Added bf16 lowerings for cuda backend (#13351)
diff --git a/compiler/src/iree/compiler/Codegen/LLVMGPU/Passes.cpp b/compiler/src/iree/compiler/Codegen/LLVMGPU/Passes.cpp
index f9f5760..abb0547 100644
--- a/compiler/src/iree/compiler/Codegen/LLVMGPU/Passes.cpp
+++ b/compiler/src/iree/compiler/Codegen/LLVMGPU/Passes.cpp
@@ -514,7 +514,8 @@
// math dialect elementry functions -> polynomial form.
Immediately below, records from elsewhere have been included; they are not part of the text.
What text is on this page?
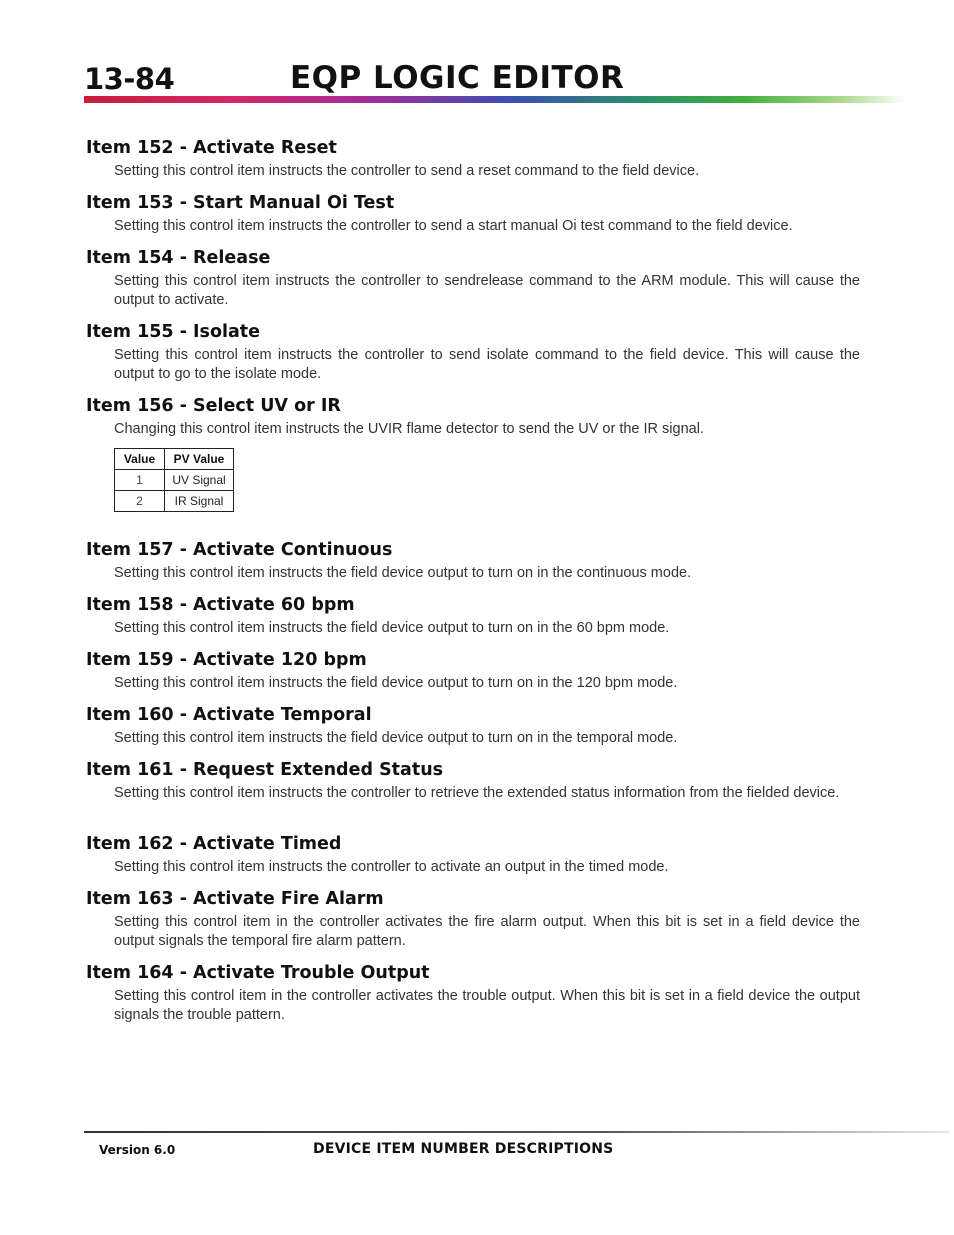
13-84	EQP LOGIC EDITOR
Item 152 - Activate Reset

Setting this control item instructs the controller to send a reset command to the field device.

Item 153 - Start Manual Oi Test

Setting this control item instructs the controller to send a start manual Oi test command to the field device.

Item 154 - Release

Setting this control item instructs the controller to sendrelease command to the ARM module. This will cause the output to activate.

Item 155 - Isolate

Setting this control item instructs the controller to send isolate command to the field device. This will cause the output to go to the isolate mode.

Item 156 - Select UV or IR

Changing this control item instructs the UVIR flame detector to send the UV or the IR signal.

Value	PV Value
1	UV Signal
2	IR Signal
Item 157 - Activate Continuous

Setting this control item instructs the field device output to turn on in the continuous mode.

Item 158 - Activate 60 bpm

Setting this control item instructs the field device output to turn on in the 60 bpm mode.

Item 159 - Activate 120 bpm

Setting this control item instructs the field device output to turn on in the 120 bpm mode.

Item 160 - Activate Temporal

Setting this control item instructs the field device output to turn on in the temporal mode.

Item 161 - Request Extended Status

Setting this control item instructs the controller to retrieve the extended status information from the fielded device.

Item 162 - Activate Timed

Setting this control item instructs the controller to activate an output in the timed mode.

Item 163 - Activate Fire Alarm

Setting this control item in the controller activates the fire alarm output. When this bit is set in a field device the output signals the temporal fire alarm pattern.

Item 164 - Activate Trouble Output

Setting this control item in the controller activates the trouble output. When this bit is set in a field device the output signals the trouble pattern.

Version 6.0	DEVICE ITEM NUMBER DESCRIPTIONS
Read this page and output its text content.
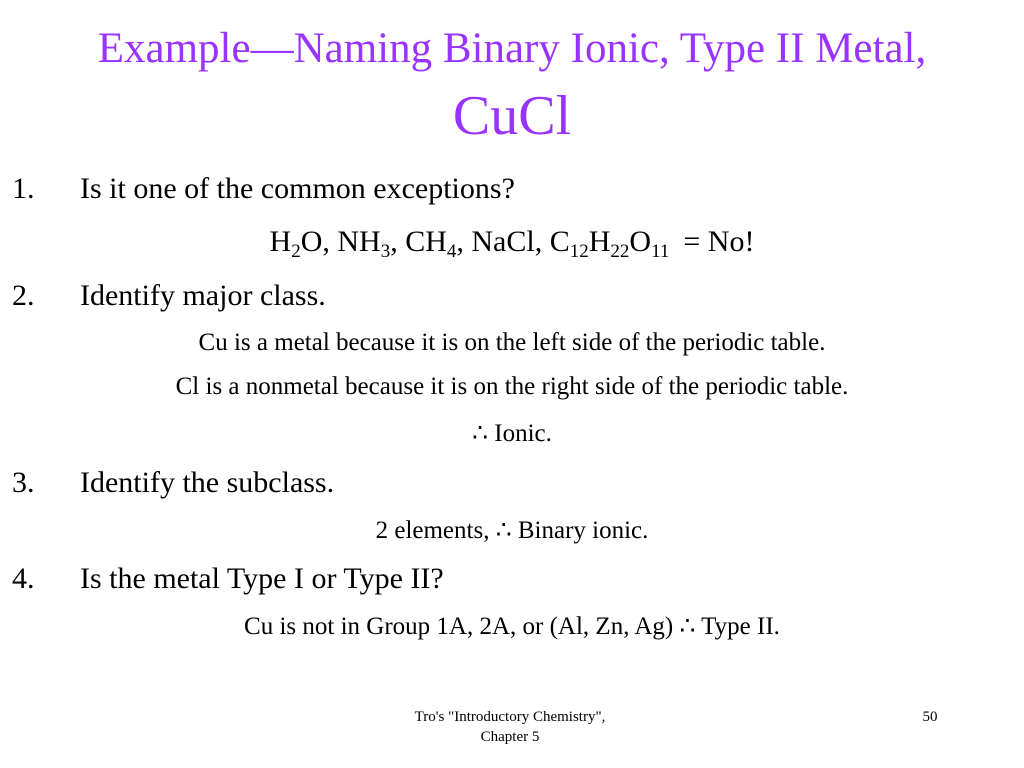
Example—Naming Binary Ionic, Type II Metal,
CuCl
1. Is it one of the common exceptions?
$H_2O$, $NH_3$, $CH_4$, NaCl, $C_{12}H_{22}O_{11} = No$!
2. Identify major class.
Cu is a metal because it is on the left side of the periodic table.
Cl is a nonmetal because it is on the right side of the periodic table.
∴ Ionic.
3. Identify the subclass.
2 elements, ∴ Binary ionic.
4. Is the metal Type I or Type II?
Cu is not in Group 1A, 2A, or (Al, Zn, Ag) ∴ Type II.
Tro's "Introductory Chemistry",
Chapter 5
50
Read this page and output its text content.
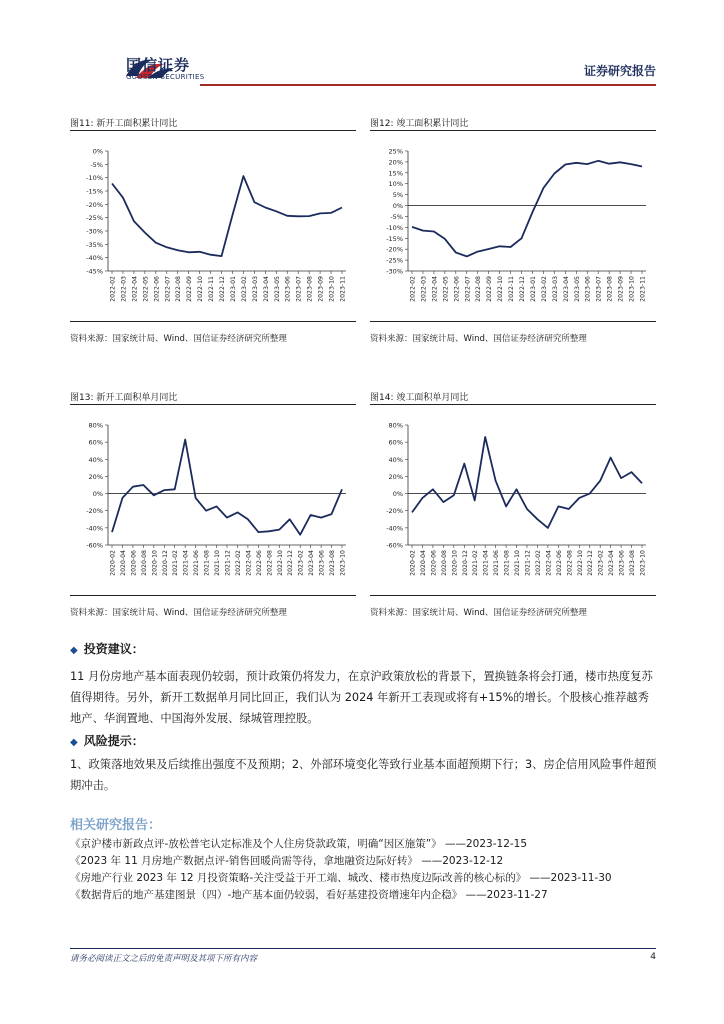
国信证券
GUOSEN SECURITIES	证券研究报告
图11: 新开工面积累计同比
0%
-5%
-10%
-15%
-20%
-25%
-30%
-35%
-40%
-45%
2022-02 2022-03 2022-04 2022-05 2022-06 2022-07 2022-08 2022-09 2022-10 2022-11 2022-12 2023-01 2023-02 2023-03 2023-04 2023-05 2023-06 2023-07 2023-08 2023-09 2023-10 2023-11
资料来源：国家统计局、Wind、国信证券经济研究所整理
图12: 竣工面积累计同比
25%
20%
15%
10%
5%
0%
-5%
-10%
-15%
-20%
-25%
-30%
2022-02 2022-03 2022-04 2022-05 2022-06 2022-07 2022-08 2022-09 2022-10 2022-11 2022-12 2023-01 2023-02 2023-03 2023-04 2023-05 2023-06 2023-07 2023-08 2023-09 2023-10 2023-11
资料来源：国家统计局、Wind、国信证券经济研究所整理
图13: 新开工面积单月同比
80%
60%
40%
20%
0%
-20%
-40%
-60%
2020-02 2020-04 2020-06 2020-08 2020-10 2020-12 2021-02 2021-04 2021-06 2021-08 2021-10 2021-12 2022-02 2022-04 2022-06 2022-08 2022-10 2022-12 2023-02 2023-04 2023-06 2023-08 2023-10
资料来源：国家统计局、Wind、国信证券经济研究所整理
图14: 竣工面积单月同比
80%
60%
40%
20%
0%
-20%
-40%
-60%
2020-02 2020-04 2020-06 2020-08 2020-10 2020-12 2021-02 2021-04 2021-06 2021-08 2021-10 2021-12 2022-02 2022-04 2022-06 2022-08 2022-10 2022-12 2023-02 2023-04 2023-06 2023-08 2023-10
资料来源：国家统计局、Wind、国信证券经济研究所整理
◆ 投资建议：
11 月份房地产基本面表现仍较弱，预计政策仍将发力，在京沪政策放松的背景下，置换链条将会打通，楼市热度复苏值得期待。另外，新开工数据单月同比回正，我们认为 2024 年新开工表现或将有+15%的增长。个股核心推荐越秀地产、华润置地、中国海外发展、绿城管理控股。
◆ 风险提示：
1、政策落地效果及后续推出强度不及预期；2、外部环境变化等致行业基本面超预期下行；3、房企信用风险事件超预期冲击。
相关研究报告：
《京沪楼市新政点评-放松普宅认定标准及个人住房贷款政策，明确“因区施策”》 ——2023-12-15
《2023 年 11 月房地产数据点评-销售回暖尚需等待，拿地融资边际好转》 ——2023-12-12
《房地产行业 2023 年 12 月投资策略-关注受益于开工端、城改、楼市热度边际改善的核心标的》 ——2023-11-30
《数据背后的地产基建图景（四）-地产基本面仍较弱，看好基建投资增速年内企稳》 ——2023-11-27
请务必阅读正文之后的免责声明及其项下所有内容	4
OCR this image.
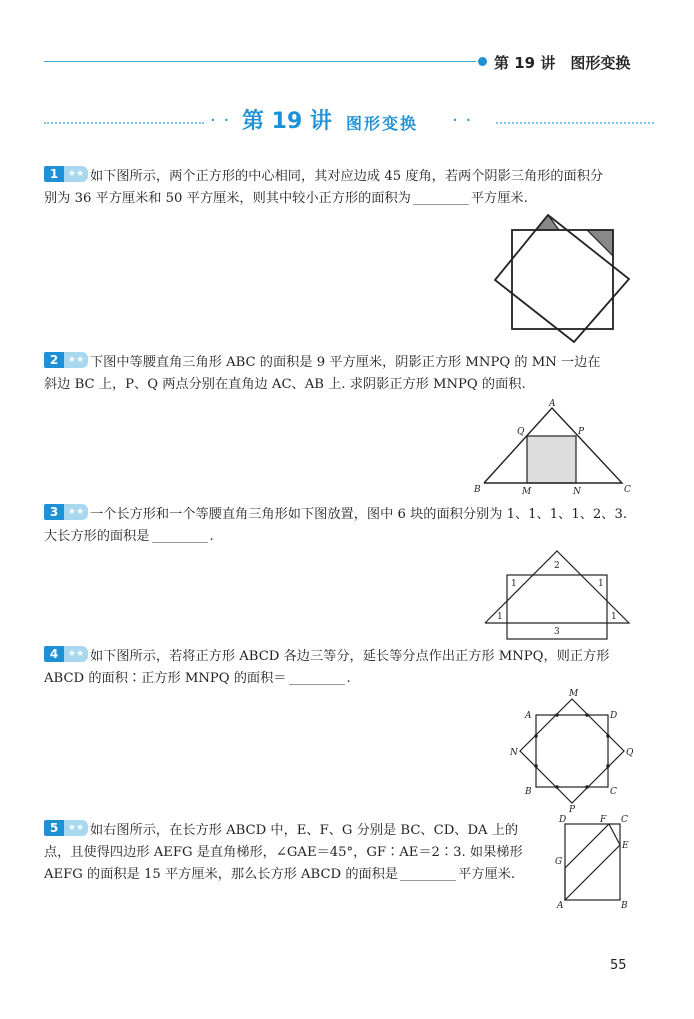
第 19 讲　图形变换
· · 第 19 讲 图形变换 · ·
1	★★ 如下图所示，两个正方形的中心相同，其对应边成 45 度角，若两个阴影三角形的面积分
别为 36 平方厘米和 50 平方厘米，则其中较小正方形的面积为	平方厘米.
2	★★ 下图中等腰直角三角形 ABC 的面积是 9 平方厘米，阴影正方形 MNPQ 的 MN 一边在
斜边 BC 上，P、Q 两点分别在直角边 AC、AB 上. 求阴影正方形 MNPQ 的面积.
A
B	C
M	N
P
Q
3	★★ 一个长方形和一个等腰直角三角形如下图放置，图中 6 块的面积分别为 1、1、1、1、2、3.
大长方形的面积是	.
2
1	1
1	1
3
4	★★ 如下图所示，若将正方形 ABCD 各边三等分，延长等分点作出正方形 MNPQ，则正方形
ABCD 的面积∶正方形 MNPQ 的面积＝	.
M
A	D
N	Q
B	C
P
5	★★ 如右图所示，在长方形 ABCD 中，E、F、G 分别是 BC、CD、DA 上的
点，且使得四边形 AEFG 是直角梯形，∠GAE＝45°，GF∶AE＝2∶3. 如果梯形
AEFG 的面积是 15 平方厘米，那么长方形 ABCD 的面积是	平方厘米.
D	F C
E
G
A	B
55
pm.addNestedPass<func::FuncOp>(createPolynomialApproximationPass());
- pm.addNestedPass<func::FuncOp>(arith::createArithExpandOpsPass());
+ pm.addNestedPass<func::FuncOp>(
+ arith::createArithExpandOpsPass({/*include-bf16=*/true}));
pm.addNestedPass<func::FuncOp>(memref::createExpandOpsPass());
pm.addPass(memref::createExpandStridedMetadataPass());
pm.addPass(createLowerAffinePass());
diff --git a/tests/e2e/xla_ops/BUILD.bazel b/tests/e2e/xla_ops/BUILD.bazel
index b047767..0a997ba 100644
--- a/tests/e2e/xla_ops/BUILD.bazel
+++ b/tests/e2e/xla_ops/BUILD.bazel
@@ -40,6 +40,7 @@
"cosine.mlir",
"divide.mlir",
"dot.mlir",
+ "dot_bf16.mlir",
"dot_general.mlir",
"dynamic_slice.mlir",
"dynamic_update_slice.mlir",
@@ -82,7 +83,6 @@
],
include = ["*.mlir"],
exclude = [
- "dot_bf16.mlir", # Missing BF16 support on CUDA backend
"fft.mlir", # TODO(#9583)
],
),
@@ -123,6 +123,7 @@
"cosine.mlir",
"divide.mlir",
"dot.mlir",
+ "dot_bf16.mlir",
"dot_general.mlir",
"dynamic_slice.mlir",
"dynamic_update_slice.mlir",
@@ -165,7 +166,6 @@
],
include = ["*.mlir"],
exclude = [
- "dot_bf16.mlir", # Missing BF16 support on CUDA backend
"fft.mlir", # TODO(#9583)
],
),
diff --git a/tests/e2e/xla_ops/CMakeLists.txt b/tests/e2e/xla_ops/CMakeLists.txt
index 877bc86..e90c5be 100644
--- a/tests/e2e/xla_ops/CMakeLists.txt
+++ b/tests/e2e/xla_ops/CMakeLists.txt
@@ -31,6 +31,7 @@
"cosine.mlir"
"divide.mlir"
"dot.mlir"
+ "dot_bf16.mlir"
"dot_general.mlir"
"dynamic_slice.mlir"
"dynamic_update_slice.mlir"
@@ -107,6 +108,7 @@
"cosine.mlir"
"divide.mlir"
"dot.mlir"
+ "dot_bf16.mlir"
"dot_general.mlir"
"dynamic_slice.mlir"
"dynamic_update_slice.mlir"